Aku menitipkan pesananku padanya. Saat aku edarkan pandangan ke sekitar yang lumayan ramai pengunjung, aku dikejutkan kehadiran sesosok lelaki yang amat kukenal. Reno duduk di sudut ruangan sambil menatap ke arahku. Ku picingkan mata sekali lagi, barangkali aku salah atau dia cuma mirip Reno saja.
" Rara cantik...nih pesananmu sudah kakak bawain sekalian"
Aku menoleh ke arah Kendra yang membawa nampan dan kehilangan konsentrasiku pada Reno. Saat kulihat tempat Reno duduk tadi, dia sudah tak ada. Ish!! Jadi dia tadi benar Reno atau bukan?
" Kok bengong aja, ayuk dimakan. Keburu meleleh itu ice creamnya." Aku mengangguk dan mulai makan . Aku memang cuma memesan french fries dan ice cone.
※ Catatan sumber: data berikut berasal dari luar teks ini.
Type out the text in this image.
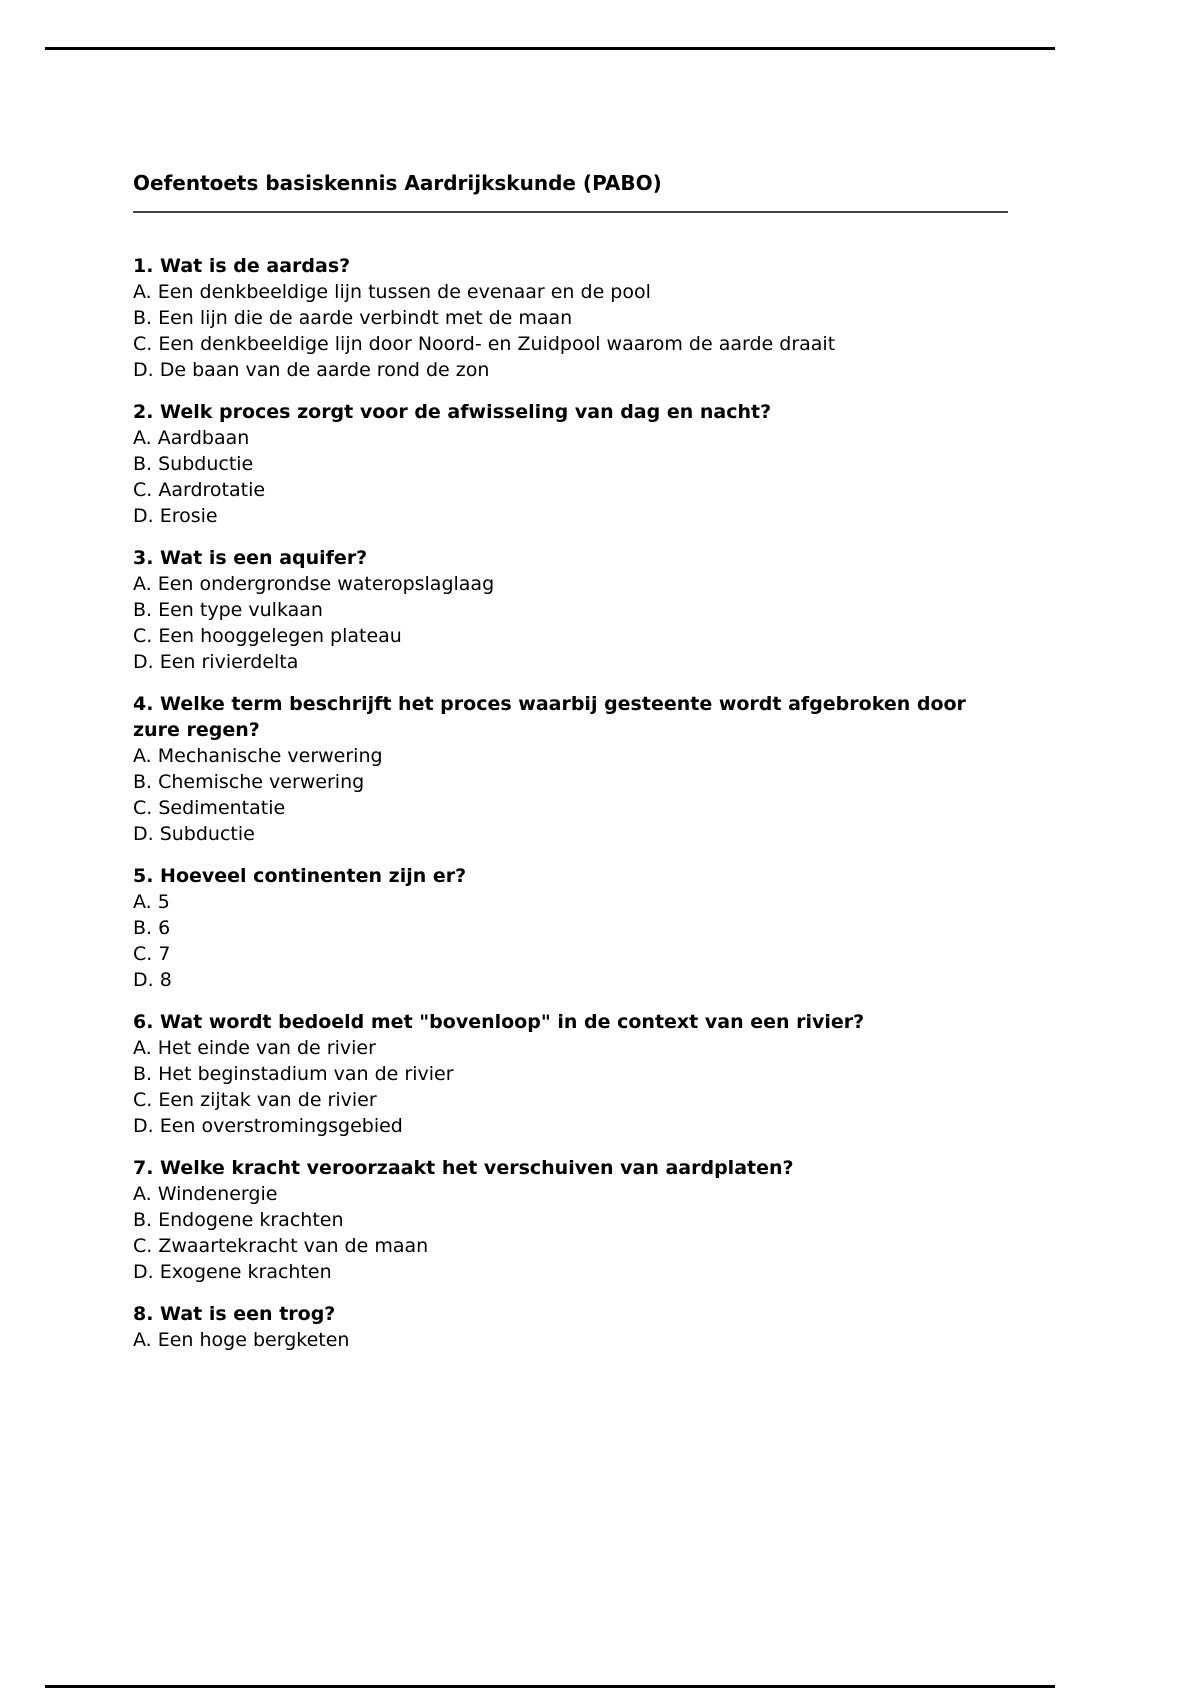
Oefentoets basiskennis Aardrijkskunde (PABO)

1. Wat is de aardas?

A. Een denkbeeldige lijn tussen de evenaar en de pool

B. Een lijn die de aarde verbindt met de maan

C. Een denkbeeldige lijn door Noord- en Zuidpool waarom de aarde draait

D. De baan van de aarde rond de zon

2. Welk proces zorgt voor de afwisseling van dag en nacht?

A. Aardbaan

B. Subductie

C. Aardrotatie

D. Erosie

3. Wat is een aquifer?

A. Een ondergrondse wateropslaglaag

B. Een type vulkaan

C. Een hooggelegen plateau

D. Een rivierdelta

4. Welke term beschrijft het proces waarbij gesteente wordt afgebroken door zure regen?

A. Mechanische verwering

B. Chemische verwering

C. Sedimentatie

D. Subductie

5. Hoeveel continenten zijn er?

A. 5

B. 6

C. 7

D. 8

6. Wat wordt bedoeld met "bovenloop" in de context van een rivier?

A. Het einde van de rivier

B. Het beginstadium van de rivier

C. Een zijtak van de rivier

D. Een overstromingsgebied

7. Welke kracht veroorzaakt het verschuiven van aardplaten?

A. Windenergie

B. Endogene krachten

C. Zwaartekracht van de maan

D. Exogene krachten

8. Wat is een trog?

A. Een hoge bergketen
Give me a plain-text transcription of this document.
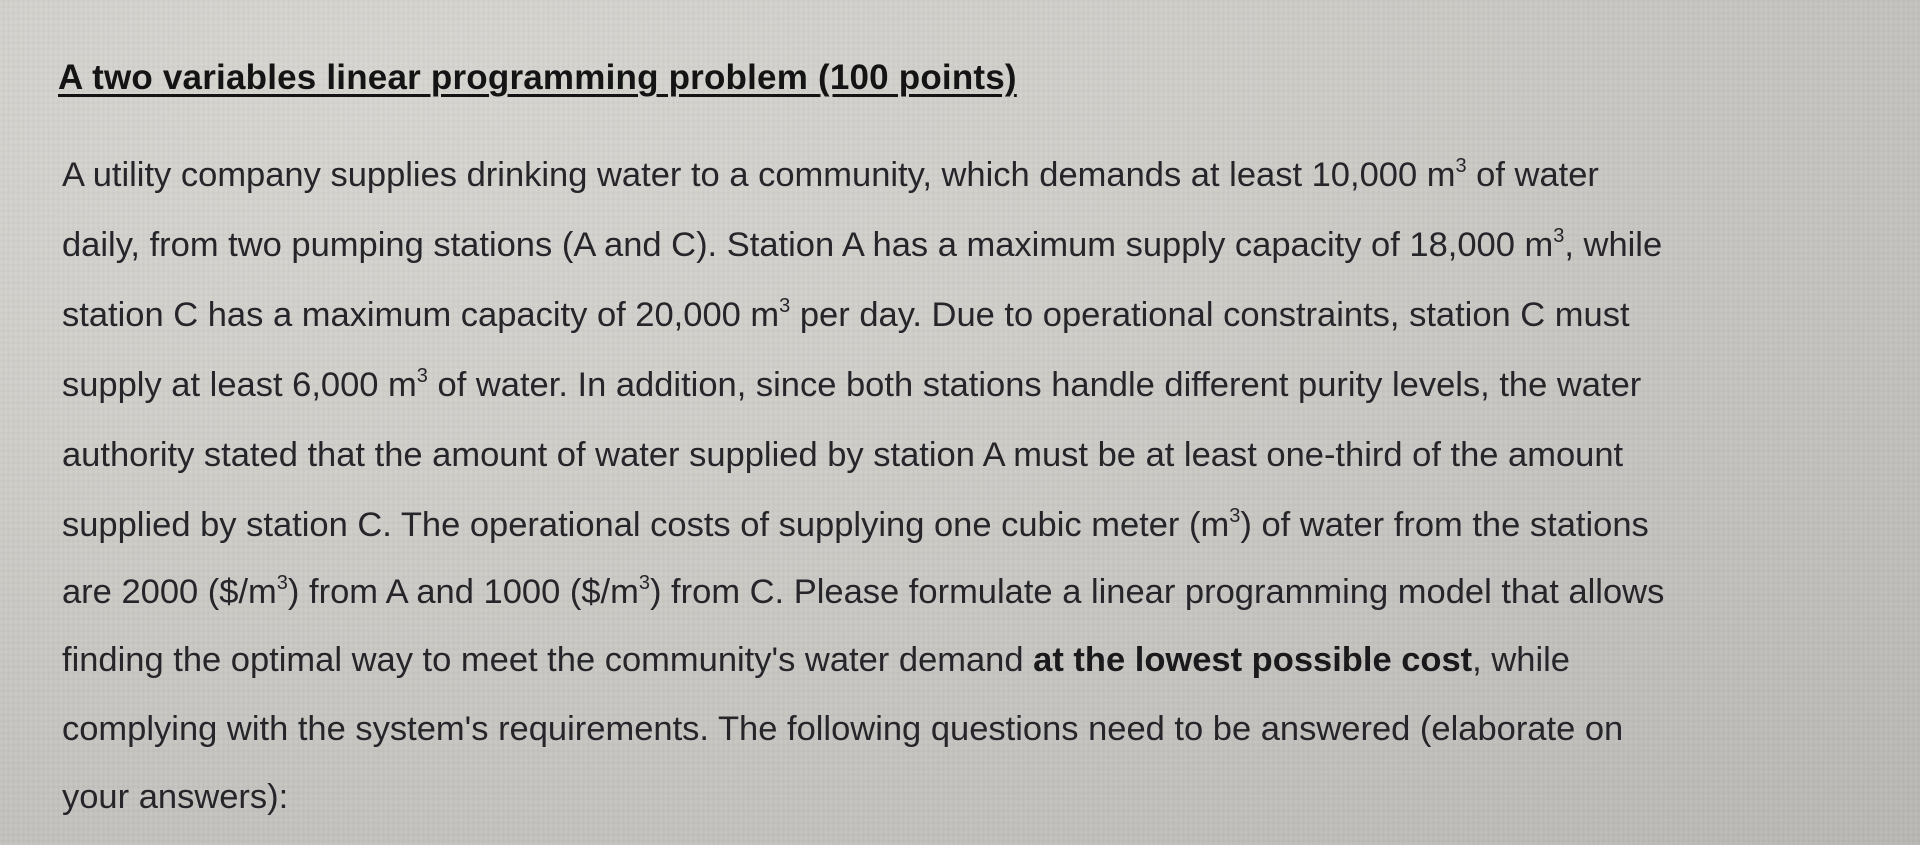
A two variables linear programming problem (100 points)
A utility company supplies drinking water to a community, which demands at least 10,000 $m^3$ of water
daily, from two pumping stations (A and C). Station A has a maximum supply capacity of 18,000 $m^3$, while
station C has a maximum capacity of 20,000 $m^3$ per day. Due to operational constraints, station C must
supply at least 6,000 $m^3$ of water. In addition, since both stations handle different purity levels, the water
authority stated that the amount of water supplied by station A must be at least one-third of the amount
supplied by station C. The operational costs of supplying one cubic meter $(m^3)$ of water from the stations
are 2000 $(\$/m^3)$ from A and 1000 $(\$/m^3)$ from C. Please formulate a linear programming model that allows
finding the optimal way to meet the community's water demand at the lowest possible cost, while
complying with the system's requirements. The following questions need to be answered (elaborate on
your answers):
" Gimana materi hari ini Ra?" Kendra bertanya sambil menyuap makanannya.
Aku mengangkat jempolku. " Good. I like miss Eugene. She is so smart!" aku tak basa-basi. Tutorku hari ini sangat menyenangkan.
" Thanks, senang mengetahui klien kami puas dengan pelayanan kami." Kendra tersenyum riang.
" Dan apa kabar yang baru daftar hari ini? Cantik-cantik ya kak?" Aku menggodanya.
" Biasa aja, yang daftar kemarin jauh lebih cantik, apalagi yang dompetnya hilang..." Kendra menatapku sambil tersenyum.
" Gombal teroooss..." aku meninju lengannya pelan. Dia terkekeh sekarang. Apa sih?
" Bukan gombal Ra...kamu bukan hanya cantik, tapi juga menarik."
" Kakak belum tahu siapa aku. Nanti kakak akan menyesal mengenalku" Aku bersungguh-sungguh mengatakannya.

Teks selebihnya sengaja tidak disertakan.